Staff spoke knowledgeably about maintaining people’s safety and knew how to identify and raise concerns regarding any potential abuse. Every person we spoke with told us they felt safe with all the care staff employed by Absolute Care. They said care staff treated them with respect, and were friendly, kind and gentle when supporting them.
Staff told us they felt well supported in their roles and enjoyed their work. One staff member told us, “I received really good support all through my induction. I felt very well prepared when I started to provide care to people on my own. The shadowing process worked very well.” Staff expressed confidence in the management team and said there was an effective management structure in place that ensured they were listened to and fully supported in all areas of their roles.
People and staff spoke of an open, honest and caring culture that was available for them and said there was always someone they could speak to at any time, if they needed further advice and guidance. Staff were consistently well supported by a clear system of supervision, observations, spot checks and annual appraisals.
There was a robust recruitment and induction process for staff which ensured people were cared and supported by staff who had been safely recruited.
People told us staff were well trained and knowledgeable and delivered their care and support in the way they preferred. Training was delivered regularly through the use of independent training companies and electronic systems. Staff said they found the training useful and thorough.
The provider had a strong focus on the use of technology and how its’ use could improve people’s experience of the care and support they received. The use of technology supported the provider to plan, deliver and monitor people’s care. This led to people receiving safe, effective and responsive care and support.
Medicines were managed safely. There were clear medicine management systems in place which ensured care staff were provided with accurate, up to date information in order to support and administer medicines to people.
People's rights were protected because staff and management had received appropriate training and had a good working knowledge of the Mental Capacity Act 2005. People’s consent to their care had been sought in line with legislation and guidance.
People told us they received good, personalised care and support from a regular staff team who knew them well. People and staff received weekly rotas that showed which member of care staff was delivering the care and at what time. People and care staff told us visit times gave care staff enough time to complete their role and travel times between visits were realistic.
There were systems in place to protect people and the security of their home when they received their care and support. Care staff wore uniforms and carried identification to ensure people knew who they were.
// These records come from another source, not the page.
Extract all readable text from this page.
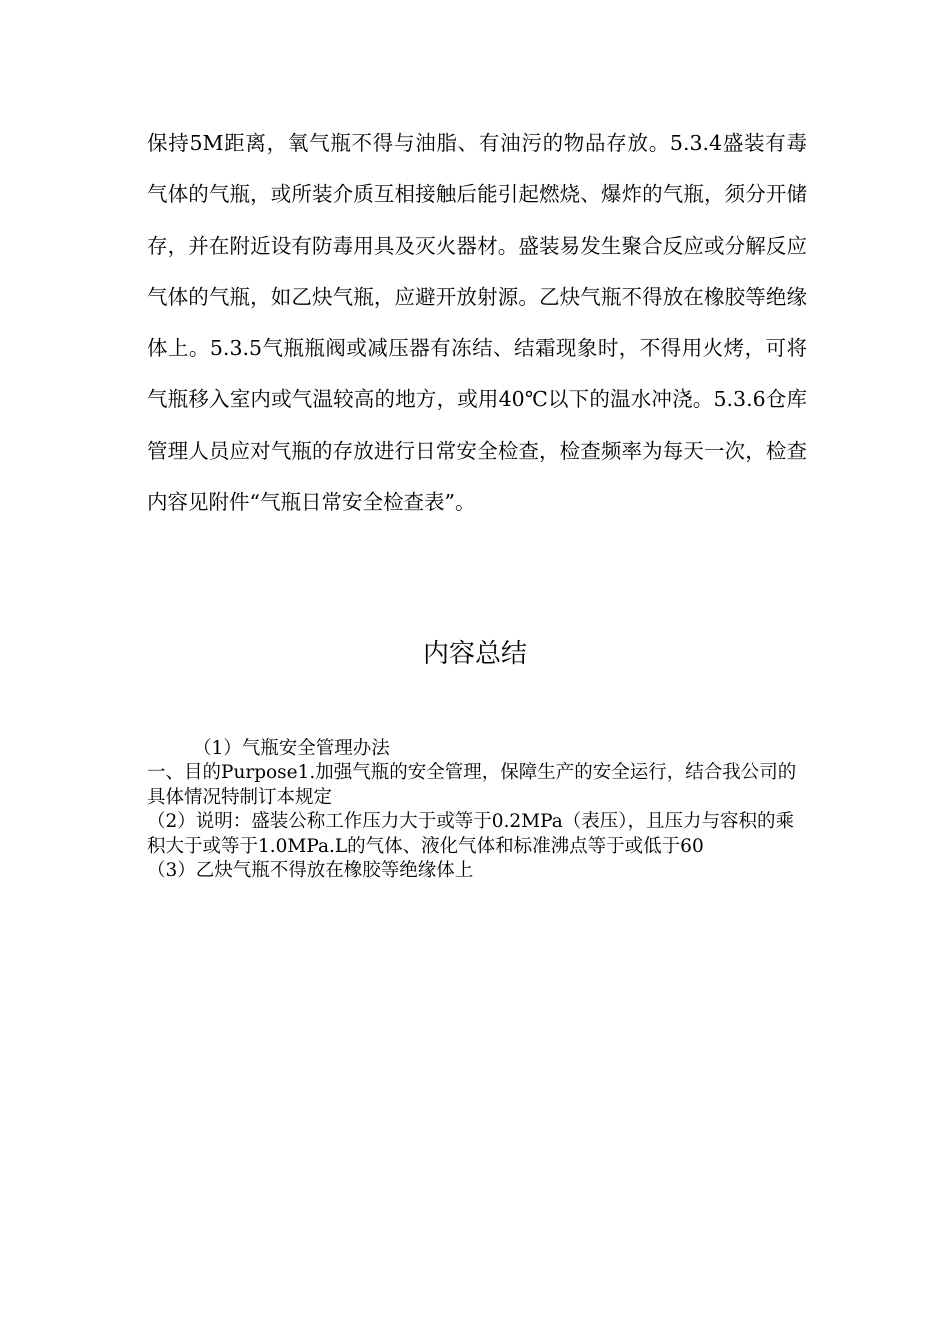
保持5M距离，氧气瓶不得与油脂、有油污的物品存放。5.3.4盛装有毒气体的气瓶，或所装介质互相接触后能引起燃烧、爆炸的气瓶，须分开储存，并在附近设有防毒用具及灭火器材。盛装易发生聚合反应或分解反应气体的气瓶，如乙炔气瓶，应避开放射源。乙炔气瓶不得放在橡胶等绝缘体上。5.3.5气瓶瓶阀或减压器有冻结、结霜现象时，不得用火烤，可将气瓶移入室内或气温较高的地方，或用40℃以下的温水冲浇。5.3.6仓库管理人员应对气瓶的存放进行日常安全检查，检查频率为每天一次，检查内容见附件“气瓶日常安全检查表”。

内容总结

（1）气瓶安全管理办法

一、目的Purpose1.加强气瓶的安全管理，保障生产的安全运行，结合我公司的具体情况特制订本规定

（2）说明：盛装公称工作压力大于或等于0.2MPa（表压），且压力与容积的乘积大于或等于1.0MPa.L的气体、液化气体和标准沸点等于或低于60

（3）乙炔气瓶不得放在橡胶等绝缘体上
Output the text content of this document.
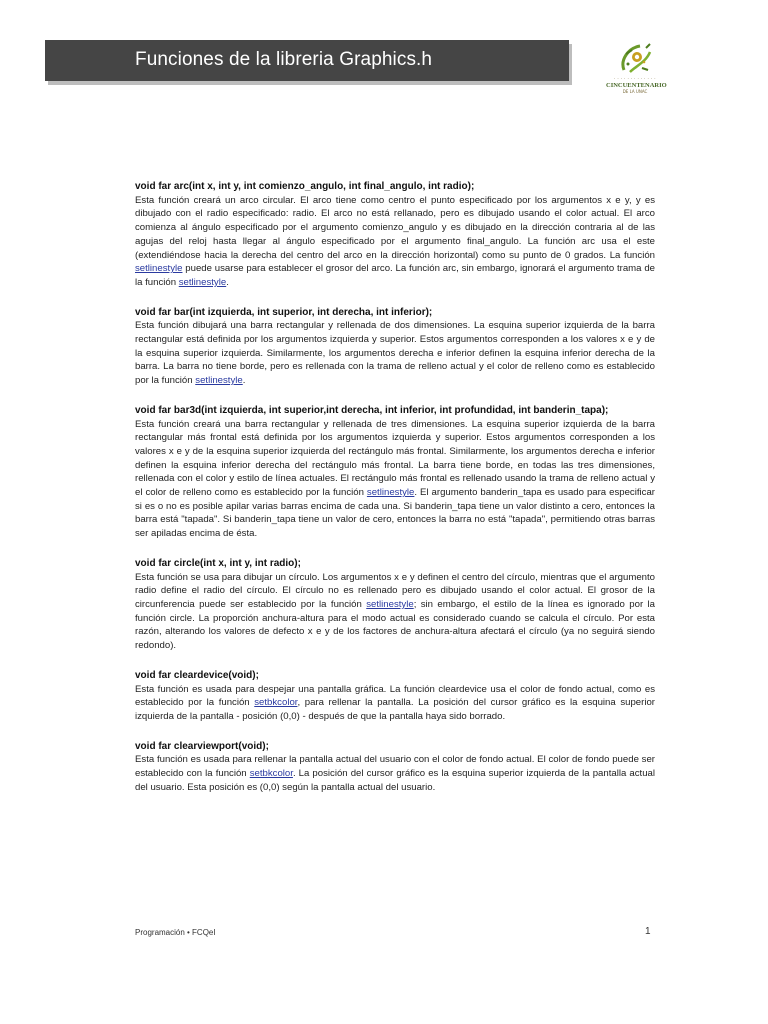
Funciones de la libreria Graphics.h
· · · · · · · · · · · · ·
CINCUENTENARIO
DE LA UNAC
void far arc(int x, int y, int comienzo_angulo, int final_angulo, int radio);
Esta función creará un arco circular. El arco tiene como centro el punto especificado por los argumentos x e y, y es dibujado con el radio especificado: radio. El arco no está rellanado, pero es dibujado usando el color actual. El arco comienza al ángulo especificado por el argumento comienzo_angulo y es dibujado en la dirección contraria al de las agujas del reloj hasta llegar al ángulo especificado por el argumento final_angulo. La función arc usa el este (extendiéndose hacia la derecha del centro del arco en la dirección horizontal) como su punto de 0 grados. La función setlinestyle puede usarse para establecer el grosor del arco. La función arc, sin embargo, ignorará el argumento trama de la función setlinestyle.
void far bar(int izquierda, int superior, int derecha, int inferior);
Esta función dibujará una barra rectangular y rellenada de dos dimensiones. La esquina superior izquierda de la barra rectangular está definida por los argumentos izquierda y superior. Estos argumentos corresponden a los valores x e y de la esquina superior izquierda. Similarmente, los argumentos derecha e inferior definen la esquina inferior derecha de la barra. La barra no tiene borde, pero es rellenada con la trama de relleno actual y el color de relleno como es establecido por la función setlinestyle.
void far bar3d(int izquierda, int superior,int derecha, int inferior, int profundidad, int banderin_tapa);
Esta función creará una barra rectangular y rellenada de tres dimensiones. La esquina superior izquierda de la barra rectangular más frontal está definida por los argumentos izquierda y superior. Estos argumentos corresponden a los valores x e y de la esquina superior izquierda del rectángulo más frontal. Similarmente, los argumentos derecha e inferior definen la esquina inferior derecha del rectángulo más frontal. La barra tiene borde, en todas las tres dimensiones, rellenada con el color y estilo de línea actuales. El rectángulo más frontal es rellenado usando la trama de relleno actual y el color de relleno como es establecido por la función setlinestyle. El argumento banderin_tapa es usado para especificar si es o no es posible apilar varias barras encima de cada una. Si banderin_tapa tiene un valor distinto a cero, entonces la barra está "tapada". Si banderin_tapa tiene un valor de cero, entonces la barra no está "tapada", permitiendo otras barras ser apiladas encima de ésta.
void far circle(int x, int y, int radio);
Esta función se usa para dibujar un círculo. Los argumentos x e y definen el centro del círculo, mientras que el argumento radio define el radio del círculo. El círculo no es rellenado pero es dibujado usando el color actual. El grosor de la circunferencia puede ser establecido por la función setlinestyle; sin embargo, el estilo de la línea es ignorado por la función circle. La proporción anchura-altura para el modo actual es considerado cuando se calcula el círculo. Por esta razón, alterando los valores de defecto x e y de los factores de anchura-altura afectará el círculo (ya no seguirá siendo redondo).
void far cleardevice(void);
Esta función es usada para despejar una pantalla gráfica. La función cleardevice usa el color de fondo actual, como es establecido por la función setbkcolor, para rellenar la pantalla. La posición del cursor gráfico es la esquina superior izquierda de la pantalla - posición (0,0) - después de que la pantalla haya sido borrado.
void far clearviewport(void);
Esta función es usada para rellenar la pantalla actual del usuario con el color de fondo actual. El color de fondo puede ser establecido con la función setbkcolor. La posición del cursor gráfico es la esquina superior izquierda de la pantalla actual del usuario. Esta posición es (0,0) según la pantalla actual del usuario.
Programación • FCQeI	1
People and staff told us communication within the company was good. Staff spoke positively of the different communication systems in place which they found, “Very useful.” People confirmed they were kept informed if care staff were running a little late. One person told us, “If they are ever running a bit late, I get a call from the girls at the office to let me now. It works well.”
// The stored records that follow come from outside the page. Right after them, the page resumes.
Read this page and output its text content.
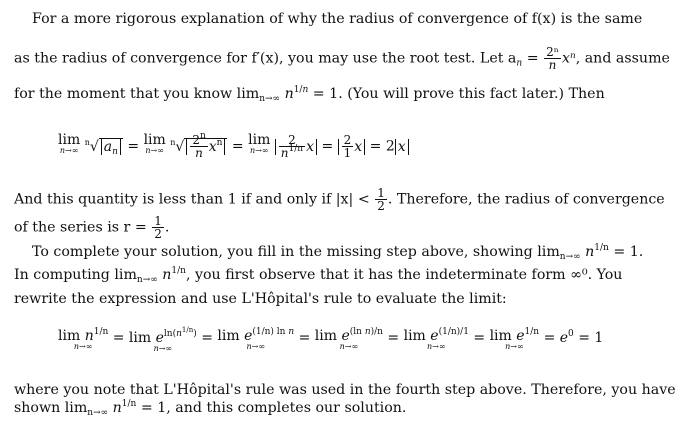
For a more rigorous explanation of why the radius of convergence of f(x) is the same
as the radius of convergence for f′(x), you may use the root test. Let $a_n = \frac{\text{2ⁿ}}{n} x^n$, and assume
for the moment that you know $\lim_{n\to\infty} n^{1/n} = 1$. (You will prove this fact later.) Then
lim
n→∞
$^n$√ $a_n = \lim$
n→∞
$^n√ \frac{2^n}{n} x^n = \lim$
n→∞
$\frac{2}{n^{1/n}}$ $x = \frac{2}{1}$ x = 2 x
And this quantity is less than 1 if and only if $|x| < \frac{1}{2}$ . Therefore, the radius of convergence
of the series is $r = \frac{1}{2}$ .
To complete your solution, you fill in the missing step above, showing $\lim_{n\to\infty} n^{1/n} = 1$.
In computing $\lim_{n\to\infty} n^{1/n}$, you first observe that it has the indeterminate form ∞⁰. You
rewrite the expression and use L'Hôpital's rule to evaluate the limit:
$\lim n^{1/n}$
n→∞
= $\lim e^{ln(n^{1/n})}$
n→∞
= $\lim e^{(1/n) ln n}$
n→∞
= $\lim e^{(ln n)/n}$
n→∞
= $\lim e^{(1/n)/1}$
n→∞
= $\lim e^{1/n}$
n→∞
= $e^0 = 1$
where you note that L'Hôpital's rule was used in the fourth step above. Therefore, you have
shown $\lim_{n\to\infty} n^{1/n} = 1$, and this completes our solution.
There were quality assurance systems and a range of policies and procedures to enable people to receive safe, effective care and support in their own homes. People’s views on the service were regularly sought. These views were then reviewed and analysed to monitor the level of service provided and drive forward improvement.
People knew how and who to complain to if they needed to. The provider had a complaints policy which gave people clear guidance and timescales to follow if they needed to complain. Complaints had been investigated and acted upon in accordance with the providers’ complaints policy.